Special education director Doug McKenzie expressed the need for a prevention focus. He said the facility would be of significant benefit to assist teens with mental health issues. McKenzie said the school psychologists deal only with special education students and there is a great need to address mental health issues with the student population.
Oregon currently has 44 certified School Based Health Centers with more being planned. In Jackson County, Ashland has had a center for 19 years. Crater High School has a health center and Butte Falls, Prospect and Jewett Elementary are in phase 2 in the development of centers.
The issue will be on the agenda for the Aug. 12 board of directors meeting.
The second major topic of discussion was Club West’s desire to donate the funding for a multi-purpose room at White Mountain, which could also be used for wrestling.
Club representatives, including Bob Bergen, Tony Stormberg and contractor Travis Hoppes addressed the board.

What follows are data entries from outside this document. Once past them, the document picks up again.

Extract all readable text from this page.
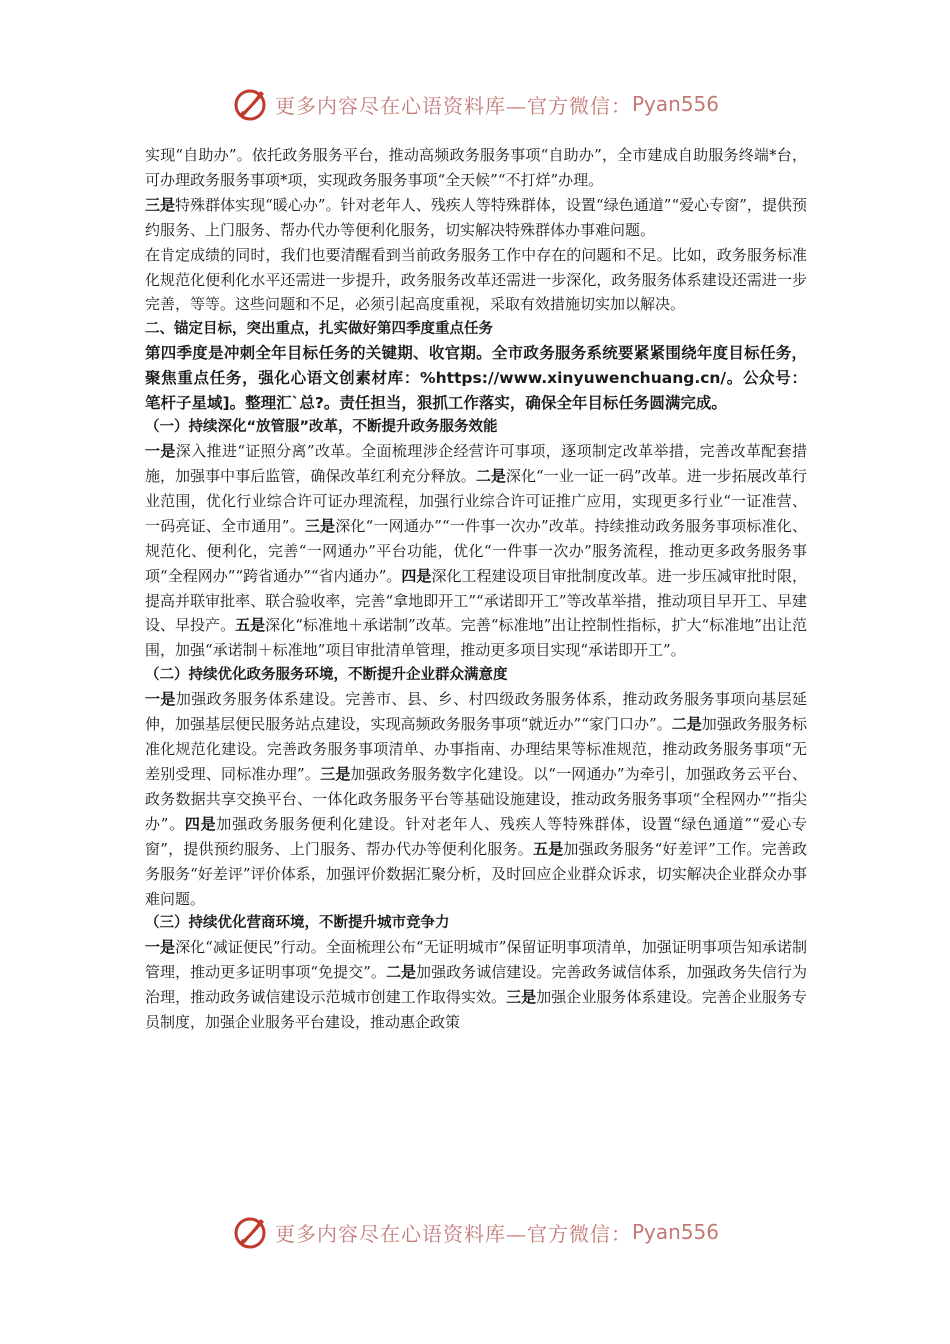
更多内容尽在心语资料库—官方微信： Pyan556

实现“自助办”。依托政务服务平台，推动高频政务服务事项“自助办”，全市建成自助服务终端*台，可办理政务服务事项*项，实现政务服务事项“全天候”“不打烊”办理。

三是特殊群体实现“暖心办”。针对老年人、残疾人等特殊群体，设置“绿色通道”“爱心专窗”，提供预约服务、上门服务、帮办代办等便利化服务，切实解决特殊群体办事难问题。

在肯定成绩的同时，我们也要清醒看到当前政务服务工作中存在的问题和不足。比如，政务服务标准化规范化便利化水平还需进一步提升，政务服务改革还需进一步深化，政务服务体系建设还需进一步完善，等等。这些问题和不足，必须引起高度重视，采取有效措施切实加以解决。

二、锚定目标，突出重点，扎实做好第四季度重点任务

第四季度是冲刺全年目标任务的关键期、收官期。全市政务服务系统要紧紧围绕年度目标任务，聚焦重点任务，强化心语文创素材库：%https://www.xinyuwenchuang.cn/。公众号：笔杆子星域]。整理汇`总?。责任担当，狠抓工作落实，确保全年目标任务圆满完成。

（一）持续深化“放管服”改革，不断提升政务服务效能

一是深入推进“证照分离”改革。全面梳理涉企经营许可事项，逐项制定改革举措，完善改革配套措施，加强事中事后监管，确保改革红利充分释放。二是深化“一业一证一码”改革。进一步拓展改革行业范围，优化行业综合许可证办理流程，加强行业综合许可证推广应用，实现更多行业“一证准营、一码亮证、全市通用”。三是深化“一网通办”“一件事一次办”改革。持续推动政务服务事项标准化、规范化、便利化，完善“一网通办”平台功能，优化“一件事一次办”服务流程，推动更多政务服务事项“全程网办”“跨省通办”“省内通办”。四是深化工程建设项目审批制度改革。进一步压减审批时限，提高并联审批率、联合验收率，完善“拿地即开工”“承诺即开工”等改革举措，推动项目早开工、早建设、早投产。五是深化“标准地＋承诺制”改革。完善“标准地”出让控制性指标，扩大“标准地”出让范围，加强“承诺制＋标准地”项目审批清单管理，推动更多项目实现“承诺即开工”。

（二）持续优化政务服务环境，不断提升企业群众满意度

一是加强政务服务体系建设。完善市、县、乡、村四级政务服务体系，推动政务服务事项向基层延伸，加强基层便民服务站点建设，实现高频政务服务事项“就近办”“家门口办”。二是加强政务服务标准化规范化建设。完善政务服务事项清单、办事指南、办理结果等标准规范，推动政务服务事项“无差别受理、同标准办理”。三是加强政务服务数字化建设。以“一网通办”为牵引，加强政务云平台、政务数据共享交换平台、一体化政务服务平台等基础设施建设，推动政务服务事项“全程网办”“指尖办”。四是加强政务服务便利化建设。针对老年人、残疾人等特殊群体，设置“绿色通道”“爱心专窗”，提供预约服务、上门服务、帮办代办等便利化服务。五是加强政务服务“好差评”工作。完善政务服务“好差评”评价体系，加强评价数据汇聚分析，及时回应企业群众诉求，切实解决企业群众办事难问题。

（三）持续优化营商环境，不断提升城市竞争力

一是深化“减证便民”行动。全面梳理公布“无证明城市”保留证明事项清单，加强证明事项告知承诺制管理，推动更多证明事项“免提交”。二是加强政务诚信建设。完善政务诚信体系，加强政务失信行为治理，推动政务诚信建设示范城市创建工作取得实效。三是加强企业服务体系建设。完善企业服务专员制度，加强企业服务平台建设，推动惠企政策

更多内容尽在心语资料库—官方微信： Pyan556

Club West President Bob Bergen said he did a presentation to Eagle Point and White Mountain at a meet outlining what Club West was prepared to do. The first school to step forward wanting the room was WMMS. Club West has $60,000 for the metal 43 x 61 ft. structure. Bergen said they discovered later the layout at EPMS wouldn’t permit the structure they are prepared to build and noted EPMS can use the high school wrestling facility. But, the delegation pointed out, they do have $60,000 for EPMS.
There was discussion between Hoppes and D9 Maintenance Supervisor Ken Gruenwald regarding some of the issues in the permitting process.
Hoppes said he was not ready to seek permits until the board of directors formally approved the project, but he did intend to have more discussion with the county planning department regarding their requirements.
Board chair Scott Grissom said, “we want to do this.” He said he thought they should move forward even if the building can’t quite be finished. He said he thought the district should be willing to kick in a little money if there wasn’t quite enough money to meet some permitting requirements.
Supt. Cynda Rickert asked that the board keep in mind that if they chose to put money toward something, they need to remember the people in the district who have lost their jobs.
Grissom read some of the standards to be a good board member, primarily addressing the two new board members. He also announced that he wanted work sessions at 6:30 and that there would be at least one a month as he began to appoint the committees he has previously said he wanted.
Grisson also brought up concern over the use of the District 9 logo. He specially addressed a flier, which he handed out which he said had the names of four board candidates on it for the May 19 election, along with the names of three groups and a disclaimer, which said Paid for by James Wilson. The return address said: Community Elections Committee, School Board Candidates, School District #9, Eagle Point, OR 97524. Although it did not give the district’s official address, Grissom pointed out that it gave the appearance of being sanctioned by the district. And, in addition, the logo used by District 9 was used.
“It is mostly the responsibility of the School District #9 board and administration to protect against the inappropriate use of our school district’s logo an return address. This statement is based on information given by an investigator at the Secretary of State Elections Division,” said information handed out at the workshop.
Based on the information presented, apparently there is an investigation going on regarding possible election law violation.
Supt. Rickert recommended the board move forward and not get caught up in the past. Mannenbach and Grissom felt the issue needed to be addressed. It appeared there was general agreement that a process to inform candidates in the future of election regulations was needed. Members said unless a committee is formed, a candidate does not receive the rules for candidacy.